Le dernier vote favorable à l’UE lors d’un référendum a été l’approbation par le Danemark, en 2014, de l’accord sur un tribunal unifié des brevets (bien que cet accord, signé il y a cinq ans en 2013, doive encore entrer en vigueur en raison de problèmes de ratification ailleurs).
En dépit de certains sondages qui montrent qu’une faible majorité de la population reste favorable au maintien de la Constitution, un nouveau référendum – la classe dirigeante disant aux électeurs de la classe ouvrière qu’ils avaient tort – ne garantirait pas un revirement du Brexit.

Et le pari électoral de May de l’année dernière n’a pas produit une majorité « forte et stable » à partir de laquelle elle a pu faire passer un accord « Bino » (Brexit-in-name-only ), mais bien la plus forte augmentation de membres et sympathisants du Parti travailliste entre les élections depuis 1945, en réponse au manifeste radical de Jeremy Corbyn.

L’ère de l’austérité a déclenché une crise de représentation de la politique capitaliste, avec tous les vieux modèles et méthodes de gouvernement profondément ébranlés. Au moment d’écrire ces lignes, Theresa May est toujours première ministre. Son projet d’accord – le projet d’accord de retrait de l’UE et la future déclaration politique-cadre qui l’accompagne – est toujours d’actualité. Mais au-delà, rien n’est sûr.

Le stratagème de May : moi ou le chaos

L’accord de May est incontestablement un accord de Brexit-in-name-only, établi pour défendre les intérêts capitalistes.
Bien que le projet de traité soit à bien des égards un « Brexit » aveugle, laissant les détails des relations futures avec les autres États membres de l’UE27 aux négociations pendant la période de transition après mars 2019, il maintient clairement le Royaume-Uni sur l’orbite réglementaire pro-grande entreprise de l’UE.

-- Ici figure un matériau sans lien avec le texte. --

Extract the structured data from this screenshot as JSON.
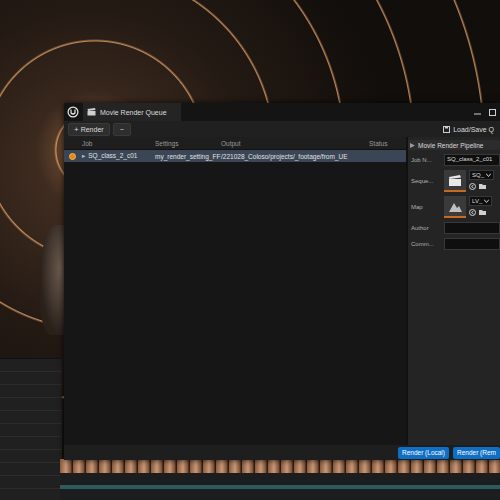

La Grande-Bretagne s’engagerait, par exemple, à maintenir un « alignement dynamique » avec l’UE sur les règles en matière d’aides d’État et d’autres directives de libéralisation, en les coupant et les collant dans le droit britannique. Le directeur général de la Fédération britannique de l’alimentation et des boissons l’a décrit comme « le plus doux des Brexit ». Il a été approuvé à l’unanimité par le comité d’élaboration des politiques de la Confédération de l’industrie britannique (CBI), après avoir recueilli les opinions de 900 dirigeants d’entreprises, comme étant la meilleure solution disponible et la seule alternative à une rupture sans accord chaotique.

La majorité des députés – les conservateurs, la majorité blairiste du Parti travailliste parlementaire, le Parti national écossais et les Lib-démocrates – sont des représentants engagés du capitalisme. Et pourtant, l’approbation parlementaire de l’accord ne peut être obtenue que par May, si tant est qu’il en soit ainsi, qui devra l’approuver au bulldozer. Les procédures obscures de la Chambre des communes sont dépoussiérées pour s’assurer que l’exécutif – le gouvernement – ne peut être lié à une action alternative de la législature dans le cadre d’un « vote significatif » sur l’accord.

En vertu de la Loi sur le Parlement à mandat fixe, une défaite ne serait pas une question de confiance – May pourrait revenir dans les trois semaines pour un second vote. Même des ministres du Cabinet auraient été « hués d’en bas » par des fonctionnaires non élus. Et puis il y a les marchés financiers et les marchés des changes. Un analyste de BlackRock, le plus grand gestionnaire d’actifs au monde, a parlé d’un « nouveau moment Tarp », faisant référence au fait que le programme américain Troubled Asset Relief Program, qui avait renfloué les banques en 2008, avait été initialement rejeté par le Congrès, mais adopté quelques jours plus tard avec quelques ajustements mineurs après le crash des marchés.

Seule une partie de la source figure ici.